At it’s March 12 meeting, the Kosciusko County Redevelopment Commission had two members take their oath of office, heard a report on the county’s TIF districts and were updated on the efforts of the Kosciusko Economic Development Corporation.
The commission did not meet last month. Taking care of a little general housekeeping, members Larry Teghtmeyer and Curt Hermann took their oath of office to get things started at Thursday’s meeting.
Following the oaths, Kosciusko County Auditor Michelle Puckett read through the county’s TIF report, which is to be submitted to the state by March 15. The report basically shows how much TIF funds have been spent and for what purpose.
Puckett reported that $132,591.83 was used from the Louis Dreyfus TIF fund to pave CR 700S. Additionally, two TIFs had cash balances.
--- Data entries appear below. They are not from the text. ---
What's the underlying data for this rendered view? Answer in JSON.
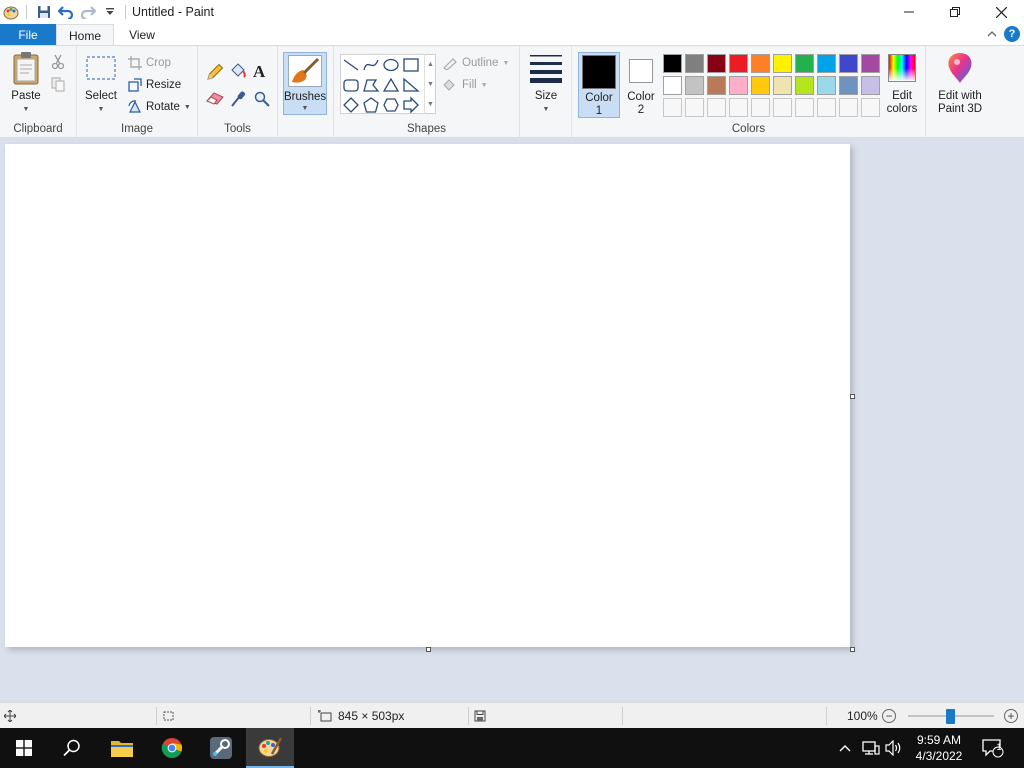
{
  "window": {
    "title": "Untitled - Paint"
  },
  "tabs": {
    "file": "File",
    "home": "Home",
    "view": "View"
  },
  "ribbon": {
    "clipboard": {
      "label": "Clipboard",
      "paste": "Paste"
    },
    "image": {
      "label": "Image",
      "select": "Select",
      "crop": "Crop",
      "resize": "Resize",
      "rotate": "Rotate"
    },
    "tools": {
      "label": "Tools"
    },
    "brushes": {
      "label": "Brushes"
    },
    "shapes": {
      "label": "Shapes",
      "outline": "Outline",
      "fill": "Fill"
    },
    "size": {
      "label": "Size"
    },
    "colors": {
      "label": "Colors",
      "color1_line1": "Color",
      "color1_line2": "1",
      "color2_line1": "Color",
      "color2_line2": "2",
      "edit_line1": "Edit",
      "edit_line2": "colors",
      "paint3d_line1": "Edit with",
      "paint3d_line2": "Paint 3D",
      "color1_value": "#000000",
      "color2_value": "#ffffff",
      "palette_row1": [
        "#000000",
        "#7f7f7f",
        "#880015",
        "#ed1c24",
        "#ff7f27",
        "#fff200",
        "#22b14c",
        "#00a2e8",
        "#3f48cc",
        "#a349a4"
      ],
      "palette_row2": [
        "#ffffff",
        "#c3c3c3",
        "#b97a57",
        "#ffaec9",
        "#ffc90e",
        "#efe4b0",
        "#b5e61d",
        "#99d9ea",
        "#7092be",
        "#c8bfe7"
      ],
      "palette_row3": [
        "#f7f7f7",
        "#f7f7f7",
        "#f7f7f7",
        "#f7f7f7",
        "#f7f7f7",
        "#f7f7f7",
        "#f7f7f7",
        "#f7f7f7",
        "#f7f7f7",
        "#f7f7f7"
      ]
    }
  },
  "status": {
    "canvas_size": "845 × 503px",
    "zoom": "100%",
    "zoom_fraction": 0.49
  },
  "taskbar": {
    "time": "9:59 AM",
    "date": "4/3/2022",
    "notification_count": "1"
  }
}
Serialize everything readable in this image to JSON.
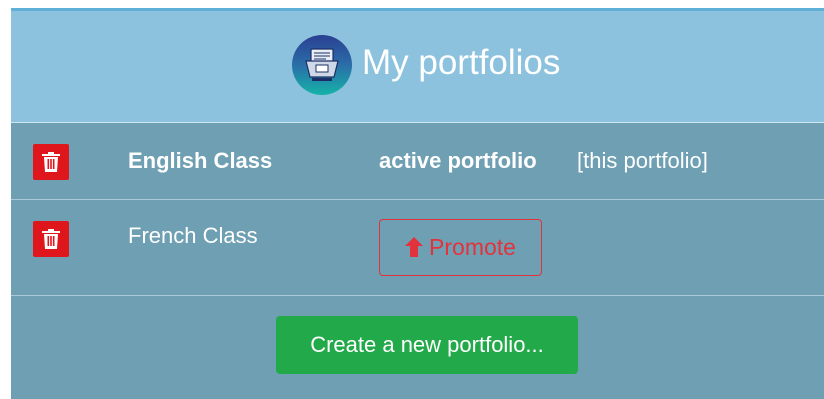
{
  "header": {
    "title": "My portfolios",
    "logo_icon": "portfolio-folder-icon"
  },
  "portfolios": [
    {
      "name": "English Class",
      "status": "active portfolio",
      "note": "[this portfolio]",
      "delete_icon": "trash-icon"
    },
    {
      "name": "French Class",
      "promote_label": "Promote",
      "promote_icon": "arrow-up-icon",
      "delete_icon": "trash-icon"
    }
  ],
  "actions": {
    "create_label": "Create a new portfolio..."
  },
  "colors": {
    "header_bg": "#8cc2de",
    "panel_bg": "#6f9fb2",
    "delete_red": "#e0161d",
    "promote_red": "#e2333c",
    "create_green": "#22a94a"
  }
}
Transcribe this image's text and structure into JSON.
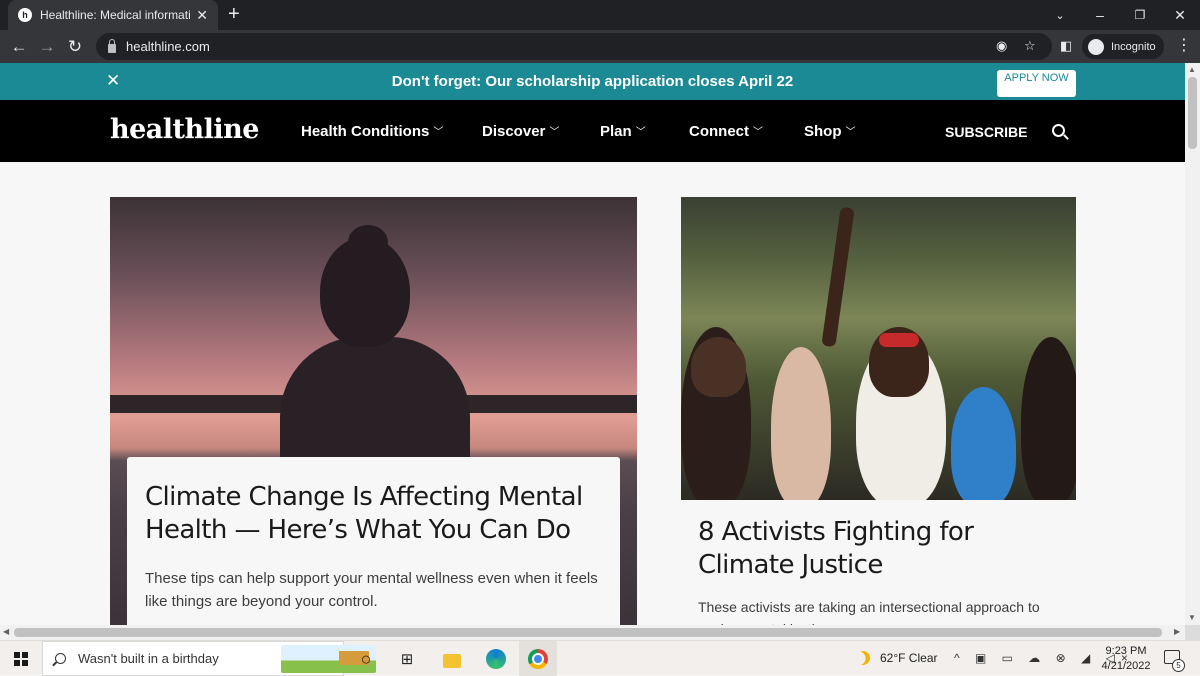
{
  "browser": {
    "tab_title": "Healthline: Medical information a",
    "tab_favicon": "healthline-favicon-icon",
    "new_tab_label": "+",
    "url": "healthline.com",
    "incognito_label": "Incognito"
  },
  "banner": {
    "message": "Don't forget: Our scholarship application closes April 22",
    "apply_label": "APPLY NOW",
    "background_color": "#1b8a95"
  },
  "site_nav": {
    "logo": "healthline",
    "items": [
      {
        "label": "Health Conditions"
      },
      {
        "label": "Discover"
      },
      {
        "label": "Plan"
      },
      {
        "label": "Connect"
      },
      {
        "label": "Shop"
      }
    ],
    "subscribe_label": "SUBSCRIBE"
  },
  "articles": [
    {
      "headline": "Climate Change Is Affecting Mental Health — Here’s What You Can Do",
      "dek": "These tips can help support your mental wellness even when it feels like things are beyond your control."
    },
    {
      "headline": "8 Activists Fighting for Climate Justice",
      "dek": "These activists are taking an intersectional approach to environmental justice."
    }
  ],
  "taskbar": {
    "search_text": "Wasn't built in a birthday",
    "weather": "62°F  Clear",
    "time": "9:23 PM",
    "date": "4/21/2022",
    "notification_count": "5"
  }
}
The Dreyfus TIF had a cash balance of $47,533.76 and the Van Buren TIF had approximately $83,000.
KEDCo President George Robertson reported on economic development in the county. He said there were two solid projects coming down the pipeline; one is an expansion, the other a new company moving into Kosciusko County. He also stated another company was negotiating a building to move into the county. Should negotiations land the company, it could add an additional 50 jobs in the area.
Robertson handed out copies of KEDCo’s February newsletter, which contained Department of Labor employment data from December 2014. The numbers show that Kosciusko County’s total workforce rose to more than 42,000 employees in the county, which is higher than the pre-recession number of employed people in December 2007.
“We hit the highest number of employed people in the county,” Robertson said. “What did surprise us was full workforce in the county, and that number increased by 2,200 people. A jump of 2,200 is pretty surprising.”
Robertson said he reviewed the records, and the county sat fairly consistently at a workforce of 40,000 throughout the early 2000s and even into the recession. The city of Warsaw grew 3.5 percent between 2000 and 2013. The only Hoosier city to boast better growth was Anderson.
“We have a new challenge, we have a challenge for the city in terms of how does it create more housing,” said Robertson. “Everybody wants to keep growing, but now that means we have to address the housing issue to do that.”
Kosciusko County is a net importer of workers from every surrounding county except Elkhart. Robertson stated there’s even a surprising number of workers commuting from Miami County to work in Kosciusko.
More houses could mean less commuters and more workers living close to their jobs. That means more money earned in Kosciusko would be spent in Kosciusko, which would lead to an influx of revenue for retail and service business and, ultimately, additional economic growth.
Robertson also proved an update on the Come Back Kosciusko campaign. Announced last year, the campaign is designed to woo those who’ve left the county to come back.
“We delayed the start after meeting with a number of HR directors who told us, ‘do not launch your campaign in the middle of winter,’” stated Robertson. “Having lived through this last winter, I can see the wisdom of their advice.”
Robertson said that addressing the housing issue in the county also plays a role in the Come Back Kosciusko campaign. “Our towns and city are going to have to react to the housing issue,” he said.